The omitted sentence signalled by the dots reads: ”The Fourth Geneva Convention applies in the occupied territories and establishes Israel’s obligations as an occupying power, in particular with respect to the humane treatment of the inhabitants of the occupied territories.” When inserted, the next sentence reads with my italics, “Canada does not recognize permanent Israeli control over territories…” Impermanent control as long as both Israel and the PLO protect Palestinian civil and humanitarian right and until the deal is made trading the settlements for land in the Negev. In reality, the policy endorses creeping colonialism.

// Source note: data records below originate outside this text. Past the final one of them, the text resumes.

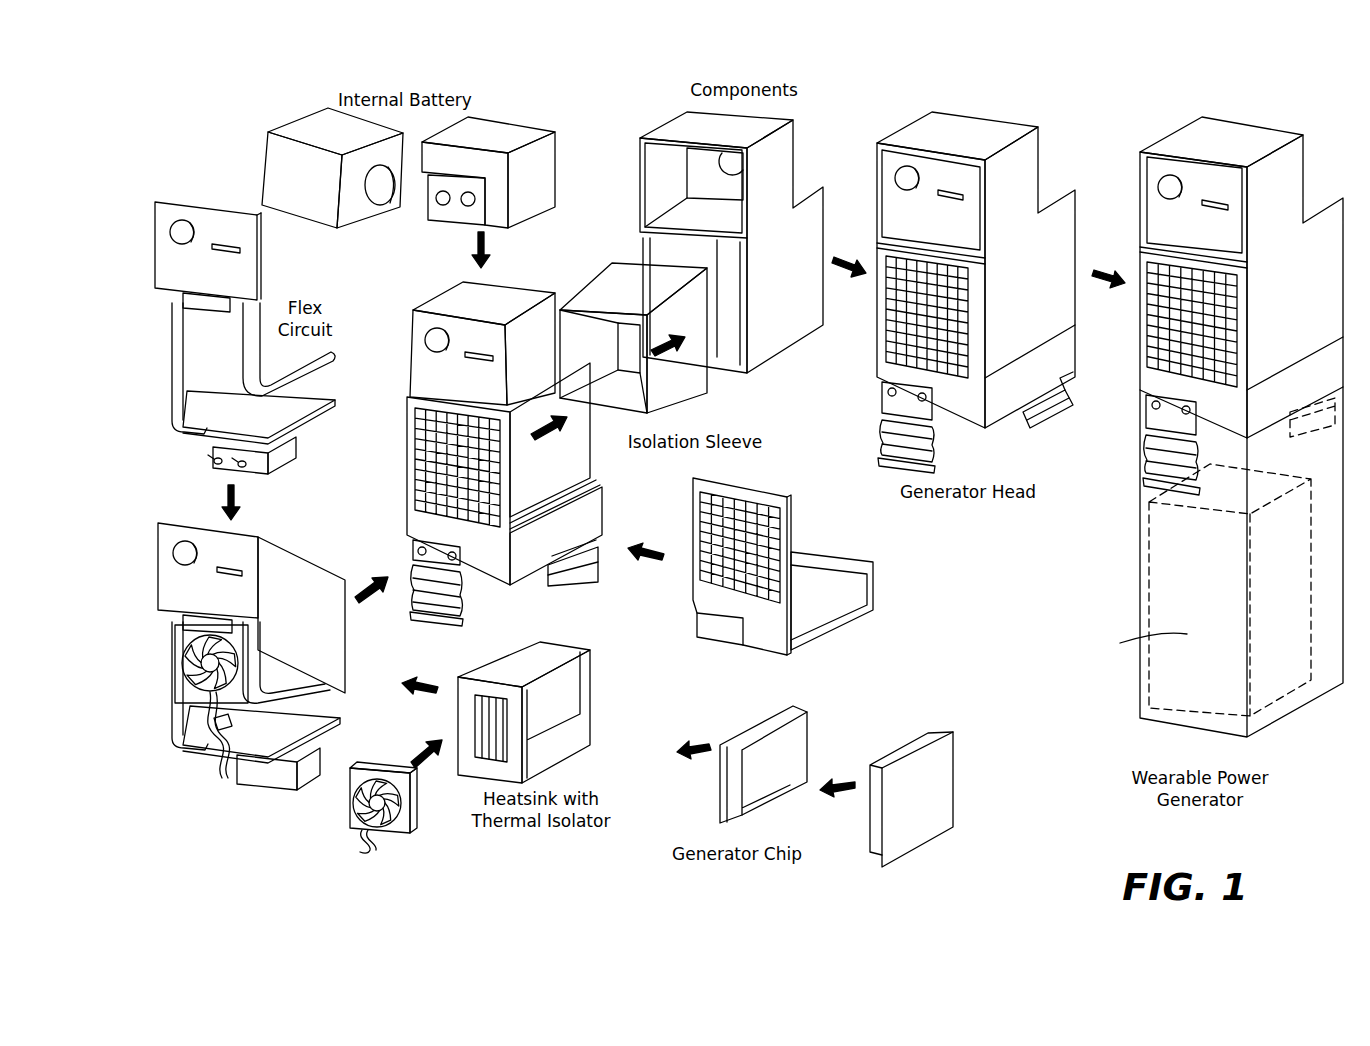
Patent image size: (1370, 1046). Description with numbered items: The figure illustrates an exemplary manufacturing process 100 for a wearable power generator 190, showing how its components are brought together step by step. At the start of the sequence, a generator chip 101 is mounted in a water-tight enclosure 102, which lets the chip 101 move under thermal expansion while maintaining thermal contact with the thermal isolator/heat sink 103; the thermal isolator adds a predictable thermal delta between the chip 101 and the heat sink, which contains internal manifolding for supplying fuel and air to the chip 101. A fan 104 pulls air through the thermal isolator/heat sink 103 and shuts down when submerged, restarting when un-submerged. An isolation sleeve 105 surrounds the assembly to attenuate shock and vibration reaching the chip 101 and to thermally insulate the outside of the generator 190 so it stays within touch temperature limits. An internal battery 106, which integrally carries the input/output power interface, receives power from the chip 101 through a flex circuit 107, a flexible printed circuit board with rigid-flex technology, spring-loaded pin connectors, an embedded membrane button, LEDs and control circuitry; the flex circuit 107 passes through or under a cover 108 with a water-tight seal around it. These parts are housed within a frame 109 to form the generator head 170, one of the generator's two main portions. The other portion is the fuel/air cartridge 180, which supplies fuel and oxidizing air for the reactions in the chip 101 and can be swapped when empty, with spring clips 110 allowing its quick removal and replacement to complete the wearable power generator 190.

The manufacturing process 100 is at (989, 55).
The generator chip 101 is at (754, 777).
The water-tight enclosure 102 is at (901, 814).
The thermal isolator/heat sink 103 is at (539, 669).
The fan 104 is at (350, 820).
The isolation sleeve 105 is at (612, 303).
The internal battery 106 is at (283, 191).
The flex circuit 107 is at (183, 358).
The cover 108 is at (287, 674).
The frame 109 is at (696, 140).
The spring clips 110 is at (898, 444).
The generator head 170 is at (945, 147).
The fuel/air cartridge 180 is at (1326, 670).
The wearable power generator 190 is at (1246, 108).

And that is made clear in the opening paragraph where the world’s current strongest supporter of Israel, Canada, “supports Israel’s right to live in peace with its neighbours within secure boundaries and recognizes Israel’s right to assure its own security… Canada and Israel enjoy a steadfast friendship and strong, growing bilateral relations in many areas based on shared values, including democracy.” The issue is then not one of real principle, but about what Israel can get away with even under international law.

The second BDS demand requires “recognizing the fundamental rights of the Arab-Palestinian citizens of Israel to full equality.” But nowhere in the above statement of Canadian policy is there any reference to the rights of Israeli-Palestinian citizens. All BDS supporters can cite is general principles where Canada boasts that it “has been a consistently strong voice for the protection of human rights and the advancement of democratic values.” But when was the last time, if ever, that Canada voiced any concern for the equal rights of Palestinian Israelis?

What about refugee policy? After all, Canada gavelled the refugee talks in Geneva. Canadian policy on the Palestinian refugees states that, “Canada believes that a just solution to the Palestinian refugee issue is central to a settlement of the Israeli-Palestinian conflict, as called for in United Nations General Assembly resolution 194 (1948) and United Nations Security Council resolution 242… This solution should respect the rights of the refugees, in accordance with international law.” The problem is that it is perfectly consistent with BDS goals and methods of using rhetorical gestures. For nowhere in that policy does it say that Canada respects the right of Palestinian refugees to return to what is now Israel. All we get is equivocation and a demonstration that diplomacy is the art of creative ambiguity.

When BDS participates in this creative ambiguity while believing in strategies directly at odds with Canadian policy, we simply observe an exercise in obsequious behaviour, the very attitudes that colonialism inculcates in a subject people.

What I have sketched out is an argument that the non-violent rhetoric of the BDS movement is but one small tactic in a long chain of concessions which rhetorically may make one feel good, feel righteous and virtuous, and even promote identification with those oppressed by the strategies of the colonial masters, but is an exercise in rhetoric that is both inherently contradictory and ultimately inefficacious. It contributes, as have all other gestures in this line, to the incremental success of Zionism, an ideology that needs to be defeated on the ground and not just with words

BDS speech is not hate speech. It is an exercise in obsequious love speech, love for the language of its colonial masters. Until BDS throws off the shackles of its linguistic colonialism, it offers no program for the future. If its rhetoric is rooted in a history of failure in spite of the appearance of some successes, has BDS had any significant concrete successes?